Salgamos de la trampa. La discusión pública acerca de los diversos problemas que tenemos en el país no será útil sin eludir la estructura común de los intercambios. Es polar: o todo es de un modo, o se trata de todo lo contrario. Alguien dijo: “en las crisis, no hay matices”. Sostengo lo contrario: es justo en las crisis donde es crucial debatir sin caer en generalizaciones absolutas, so pena de perder la oportunidad de establecer una comunicación fértil. Aunque resulte incómoda para ambos bandos, pues lo que esperan es una definición por A o por B sin más argumento que la adhesión a secas —¿con melón o con sandía?— el esfuerzo por evitar juicios sumarios es imprescindible.
Tan torpe es declarar que a todas las universidades les caracteriza estar controladas por mafias, como aseverar que son instituciones ajenas a las tensiones del poder y la conformación de grupos que acaparan recursos de forma inadecuada.
Afirmar que las relaciones y condiciones laborales se agotan en la existencia de un sector privilegiado, monolítico, y otro hundido en la precariedad, también sin diferenciación interna, es tan improcedente como la proposición opuesta que sostiene la ausencia de contradicciones en su régimen laboral.
Es igual de absurdo postular que la autonomía equivale, per se, a un simple valladar para operar de manera corrupta, que, por defender esta imprescindible condición constitucional, no sea válido reconocer la urgencia de revisar los procedimientos de transparencia en donde las decisiones reales son opacas, pese a que formalmente parezcan claras.
Señalar que no son democráticas y, por ende, solo hay autoritarismo a su interior, es una propuesta igual de equívoca que la que expresa la existencia de canales plenamente eficaces para la participación de todos los universitarios.
La situación en estos asuntos (y en otros) es, por un lado, más compleja en cada una, y además diversa entre ellas. Ninguna universidad o institución de educación superior cabe, para entender sus logros y fallas, en el esquema maniqueo, o blanco o negro, que está atropellando las consideraciones necesarias para fortalecer sus funciones, y reformar lo que sea preciso para hacer más relevante su papel en la nación.

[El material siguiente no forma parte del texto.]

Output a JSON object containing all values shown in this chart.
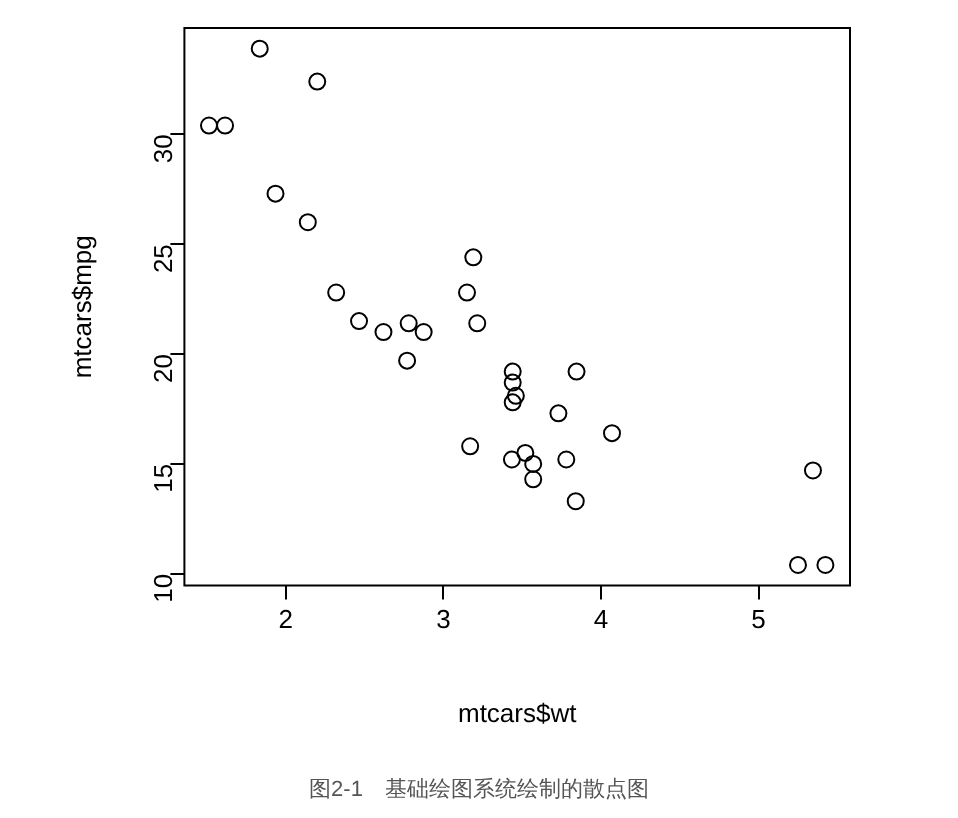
{
  "chart_data": {
    "type": "scatter",
    "xlabel": "mtcars$wt",
    "ylabel": "mtcars$mpg",
    "annotations": [
      "图2-1　基础绘图系统绘制的散点图"
    ],
    "x": [
      2.62,
      2.875,
      2.32,
      3.215,
      3.44,
      3.46,
      3.57,
      3.19,
      3.15,
      3.44,
      3.44,
      4.07,
      3.73,
      3.78,
      5.25,
      5.424,
      5.345,
      2.2,
      1.615,
      1.835,
      2.465,
      3.52,
      3.435,
      3.84,
      3.845,
      1.935,
      2.14,
      1.513,
      3.17,
      2.77,
      3.57,
      2.78
    ],
    "values": [
      21.0,
      21.0,
      22.8,
      21.4,
      18.7,
      18.1,
      14.3,
      24.4,
      22.8,
      19.2,
      17.8,
      16.4,
      17.3,
      15.2,
      10.4,
      10.4,
      14.7,
      32.4,
      30.4,
      33.9,
      21.5,
      15.5,
      15.2,
      13.3,
      19.2,
      27.3,
      26.0,
      30.4,
      15.8,
      19.7,
      15.0,
      21.4
    ],
    "color": "#000000",
    "marker": "circle",
    "grid": false,
    "legend": false,
    "xlim": [
      1.357,
      5.58
    ],
    "xticks": [
      2,
      3,
      4,
      5
    ],
    "ylim": [
      9.46,
      34.84
    ],
    "yticks": [
      10,
      15,
      20,
      25,
      30
    ]
  }
}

Contamos con una amplia serie de investigaciones, realizadas durante décadas, sobre este nivel de estudios, sus actores y características organizacionales, en que el análisis crítico no ha estado ausente. Los movimientos estudiantiles y las organizaciones académicas y sindicales han procurado, no sin contradicciones, pero con innegables aciertos, enmendar entuertos y abrir espacios. Su estudio y atención conduciría a una condición para el diálogo que, sin dejar de ser intenso y fuerte como es propio de los debates en temas sociales, pueda abrir senderos de entendimiento, formas de resolución de contradicciones y estrategias para atender, con inteligencia, sus dilemas.
Como los matices que derivan de los análisis serios se escapan de la comodidad futbolera de ¿a quién le vas?, sostener que es necesario otro modo de discutir las cosas públicas para hallar mejores formas de resolver problemas reales, genera el rechazo de los dos extremos: ese es, quizá, el mejor indicio de su imperiosa necesidad si, de verdad, nos importa el país y su futuro.